(Boursier.com) -- Systran annonce que la Commission Européenne a formé un pourvoi auprès de la Cour de justice de l'Union européenne (CJUE) à l'encontre de l'arrêt du Tribunal de l'Union européenne du 16 décembre 2010. "Ce recours, limité exclusivement à des questions de droit, n'a pas de caractère suspensif", explique l'éditeur français, qui rappelle que l'exécutif communautaire a déjà exécuté partiellement les termes de l'arrêt du Tribunal, en lui versant 5,68 Millions d'Euros, et s'est engagé à verser le solde.

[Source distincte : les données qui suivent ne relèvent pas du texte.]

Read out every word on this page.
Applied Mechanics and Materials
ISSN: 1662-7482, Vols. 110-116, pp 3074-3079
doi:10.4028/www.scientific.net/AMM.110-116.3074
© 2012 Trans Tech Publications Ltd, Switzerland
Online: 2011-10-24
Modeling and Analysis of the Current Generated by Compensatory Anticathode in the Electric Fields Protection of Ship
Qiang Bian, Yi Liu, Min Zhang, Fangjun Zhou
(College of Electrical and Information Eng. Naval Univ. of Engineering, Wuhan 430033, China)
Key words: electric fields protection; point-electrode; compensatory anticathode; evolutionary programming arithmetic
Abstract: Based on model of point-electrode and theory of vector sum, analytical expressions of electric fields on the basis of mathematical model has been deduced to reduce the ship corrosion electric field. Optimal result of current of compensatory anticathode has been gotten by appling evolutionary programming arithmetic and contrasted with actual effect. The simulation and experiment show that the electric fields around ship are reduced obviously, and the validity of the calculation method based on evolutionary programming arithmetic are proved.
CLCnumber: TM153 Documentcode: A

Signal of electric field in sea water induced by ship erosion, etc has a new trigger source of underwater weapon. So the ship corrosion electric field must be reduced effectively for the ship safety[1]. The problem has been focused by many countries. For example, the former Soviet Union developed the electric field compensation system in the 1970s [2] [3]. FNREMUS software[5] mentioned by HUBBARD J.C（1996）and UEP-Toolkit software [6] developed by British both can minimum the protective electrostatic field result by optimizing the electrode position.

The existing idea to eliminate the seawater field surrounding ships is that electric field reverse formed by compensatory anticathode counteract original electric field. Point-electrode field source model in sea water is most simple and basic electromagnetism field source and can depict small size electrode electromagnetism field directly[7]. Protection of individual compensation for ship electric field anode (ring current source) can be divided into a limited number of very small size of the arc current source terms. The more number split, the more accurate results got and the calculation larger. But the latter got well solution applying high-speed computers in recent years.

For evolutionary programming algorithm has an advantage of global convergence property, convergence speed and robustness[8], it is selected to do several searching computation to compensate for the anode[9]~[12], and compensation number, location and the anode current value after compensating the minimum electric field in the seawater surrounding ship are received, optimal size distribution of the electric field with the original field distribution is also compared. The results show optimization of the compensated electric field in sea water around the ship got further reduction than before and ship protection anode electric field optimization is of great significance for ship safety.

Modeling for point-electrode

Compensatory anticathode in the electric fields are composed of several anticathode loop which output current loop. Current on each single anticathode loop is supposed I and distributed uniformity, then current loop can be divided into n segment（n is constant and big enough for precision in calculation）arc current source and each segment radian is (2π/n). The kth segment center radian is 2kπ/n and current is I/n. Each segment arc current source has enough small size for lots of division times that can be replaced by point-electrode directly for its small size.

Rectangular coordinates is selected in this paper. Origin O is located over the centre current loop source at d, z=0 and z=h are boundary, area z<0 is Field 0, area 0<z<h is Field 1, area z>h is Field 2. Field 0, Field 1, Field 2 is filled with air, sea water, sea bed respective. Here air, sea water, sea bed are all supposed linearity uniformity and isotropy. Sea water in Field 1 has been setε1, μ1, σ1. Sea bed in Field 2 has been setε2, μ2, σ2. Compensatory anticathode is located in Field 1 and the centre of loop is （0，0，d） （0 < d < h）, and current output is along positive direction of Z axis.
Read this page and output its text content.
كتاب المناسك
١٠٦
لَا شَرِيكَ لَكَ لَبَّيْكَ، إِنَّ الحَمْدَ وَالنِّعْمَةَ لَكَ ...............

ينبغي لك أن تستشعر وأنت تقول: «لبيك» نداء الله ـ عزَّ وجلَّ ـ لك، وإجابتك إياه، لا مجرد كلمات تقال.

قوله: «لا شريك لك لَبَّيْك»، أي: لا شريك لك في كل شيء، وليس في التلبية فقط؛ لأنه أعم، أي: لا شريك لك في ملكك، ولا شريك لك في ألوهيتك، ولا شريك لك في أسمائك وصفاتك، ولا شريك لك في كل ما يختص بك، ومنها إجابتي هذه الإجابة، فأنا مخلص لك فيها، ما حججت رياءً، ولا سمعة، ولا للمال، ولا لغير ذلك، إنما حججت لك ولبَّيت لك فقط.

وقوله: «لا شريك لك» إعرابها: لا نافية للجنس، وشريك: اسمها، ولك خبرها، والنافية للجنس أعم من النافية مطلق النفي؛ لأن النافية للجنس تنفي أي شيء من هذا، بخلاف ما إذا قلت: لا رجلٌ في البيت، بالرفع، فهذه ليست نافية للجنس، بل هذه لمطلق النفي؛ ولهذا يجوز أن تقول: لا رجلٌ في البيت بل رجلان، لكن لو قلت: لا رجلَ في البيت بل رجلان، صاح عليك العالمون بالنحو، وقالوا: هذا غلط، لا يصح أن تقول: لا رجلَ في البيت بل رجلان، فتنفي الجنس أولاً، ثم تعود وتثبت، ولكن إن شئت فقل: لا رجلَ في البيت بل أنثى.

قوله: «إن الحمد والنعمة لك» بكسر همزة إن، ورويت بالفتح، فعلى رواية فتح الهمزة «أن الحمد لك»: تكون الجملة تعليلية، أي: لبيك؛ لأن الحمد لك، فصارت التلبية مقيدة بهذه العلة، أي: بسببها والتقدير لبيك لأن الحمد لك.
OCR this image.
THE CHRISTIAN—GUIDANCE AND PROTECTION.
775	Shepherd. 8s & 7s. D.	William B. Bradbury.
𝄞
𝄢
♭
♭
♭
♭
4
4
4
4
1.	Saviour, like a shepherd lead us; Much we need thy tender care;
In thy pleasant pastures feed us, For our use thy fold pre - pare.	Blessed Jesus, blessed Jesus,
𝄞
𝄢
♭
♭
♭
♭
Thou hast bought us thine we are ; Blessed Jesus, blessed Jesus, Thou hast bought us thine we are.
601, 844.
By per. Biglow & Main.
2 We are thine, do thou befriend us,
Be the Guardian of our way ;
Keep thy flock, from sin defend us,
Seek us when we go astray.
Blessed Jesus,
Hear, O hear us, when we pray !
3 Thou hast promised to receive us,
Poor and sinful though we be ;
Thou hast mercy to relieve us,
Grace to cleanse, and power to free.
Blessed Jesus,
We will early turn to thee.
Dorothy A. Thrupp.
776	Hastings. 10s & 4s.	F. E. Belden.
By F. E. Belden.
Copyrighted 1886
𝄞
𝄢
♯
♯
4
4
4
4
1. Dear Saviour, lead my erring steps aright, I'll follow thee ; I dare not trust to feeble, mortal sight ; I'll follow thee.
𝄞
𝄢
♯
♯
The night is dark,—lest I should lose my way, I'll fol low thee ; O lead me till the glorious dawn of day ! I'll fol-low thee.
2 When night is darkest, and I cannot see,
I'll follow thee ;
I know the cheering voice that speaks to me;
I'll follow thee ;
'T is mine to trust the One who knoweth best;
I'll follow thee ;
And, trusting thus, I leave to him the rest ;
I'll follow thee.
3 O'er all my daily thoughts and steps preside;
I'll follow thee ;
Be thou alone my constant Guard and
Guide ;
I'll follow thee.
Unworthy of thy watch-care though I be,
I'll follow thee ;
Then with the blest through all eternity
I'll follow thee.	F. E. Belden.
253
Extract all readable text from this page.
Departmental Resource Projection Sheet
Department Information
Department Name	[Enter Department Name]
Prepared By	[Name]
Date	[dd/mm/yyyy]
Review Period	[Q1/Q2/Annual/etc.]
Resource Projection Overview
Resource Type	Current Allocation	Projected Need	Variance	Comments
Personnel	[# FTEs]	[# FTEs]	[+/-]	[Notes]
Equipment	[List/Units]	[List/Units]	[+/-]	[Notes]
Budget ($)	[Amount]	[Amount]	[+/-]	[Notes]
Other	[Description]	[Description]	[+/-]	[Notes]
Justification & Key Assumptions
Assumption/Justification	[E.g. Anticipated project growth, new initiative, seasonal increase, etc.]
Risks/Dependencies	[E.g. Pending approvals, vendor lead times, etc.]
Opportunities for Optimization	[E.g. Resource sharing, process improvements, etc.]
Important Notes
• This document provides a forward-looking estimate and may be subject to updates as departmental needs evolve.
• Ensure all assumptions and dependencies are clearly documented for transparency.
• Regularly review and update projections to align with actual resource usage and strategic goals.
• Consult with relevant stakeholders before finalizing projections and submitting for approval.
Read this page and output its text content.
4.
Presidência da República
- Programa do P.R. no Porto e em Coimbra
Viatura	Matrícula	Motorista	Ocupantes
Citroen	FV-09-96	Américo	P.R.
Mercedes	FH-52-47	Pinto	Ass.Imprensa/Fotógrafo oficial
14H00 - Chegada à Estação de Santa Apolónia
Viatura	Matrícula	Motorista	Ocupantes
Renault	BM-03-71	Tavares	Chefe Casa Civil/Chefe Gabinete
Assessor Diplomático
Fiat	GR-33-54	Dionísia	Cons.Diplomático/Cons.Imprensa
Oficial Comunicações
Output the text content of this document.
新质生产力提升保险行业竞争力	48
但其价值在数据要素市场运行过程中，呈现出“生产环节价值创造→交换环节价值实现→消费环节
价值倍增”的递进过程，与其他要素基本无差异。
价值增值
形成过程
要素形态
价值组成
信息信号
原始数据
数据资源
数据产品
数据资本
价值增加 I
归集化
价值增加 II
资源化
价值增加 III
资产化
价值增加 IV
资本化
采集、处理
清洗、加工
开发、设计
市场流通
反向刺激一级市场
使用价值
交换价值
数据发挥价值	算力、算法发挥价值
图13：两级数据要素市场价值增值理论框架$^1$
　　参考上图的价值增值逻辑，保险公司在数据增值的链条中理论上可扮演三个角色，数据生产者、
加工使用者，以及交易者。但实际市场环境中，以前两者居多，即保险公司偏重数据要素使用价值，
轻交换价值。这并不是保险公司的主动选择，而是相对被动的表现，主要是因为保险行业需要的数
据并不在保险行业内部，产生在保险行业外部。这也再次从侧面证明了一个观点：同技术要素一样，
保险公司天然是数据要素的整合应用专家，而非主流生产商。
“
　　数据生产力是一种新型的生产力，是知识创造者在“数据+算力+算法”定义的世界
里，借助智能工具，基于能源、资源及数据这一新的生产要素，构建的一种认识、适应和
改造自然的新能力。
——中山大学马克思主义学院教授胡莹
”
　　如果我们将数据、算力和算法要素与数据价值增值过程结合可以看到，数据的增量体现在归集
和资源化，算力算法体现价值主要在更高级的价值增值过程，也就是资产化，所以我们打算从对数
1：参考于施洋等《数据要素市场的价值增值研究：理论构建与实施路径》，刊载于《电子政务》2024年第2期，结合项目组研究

Le Tribunal de l'Union Européenne avait condamné en décembre la Commission à verser à Systran une indemnité forfaitaire de 12 ME, pour avoir "violé les droits d'auteur et le savoir-faire détenus par le Groupe Systran sur la version Unix du logiciel de traduction automatique Systran". La société française avait adapté, entre 1997 et 2002, sa solution aux besoins de l'exécutif européen, en lui fournissant EC-Systran Unix, un logiciel de traduction automatique dédié. La Commission avait par la suite en 2003 lancé un appel d'offres pour la maintenance et le renforcement linguistique du système. Systran avait alors contacté l'institution pour lui indiquer qu'elle estimait que les travaux envisagés violaient ses droits de propriété intellectuelle. Après plusieurs échanges, la Commission a estimé que Systran n'avait pas produit de "documents probants" à même de démontrer ses droits de propriété. La société hexagonale soutenait de son côté que l'exécutif européen avait divulgué illégalement son savoir-faire à un tiers et qu'il avait réalisé un acte de contrefaçon.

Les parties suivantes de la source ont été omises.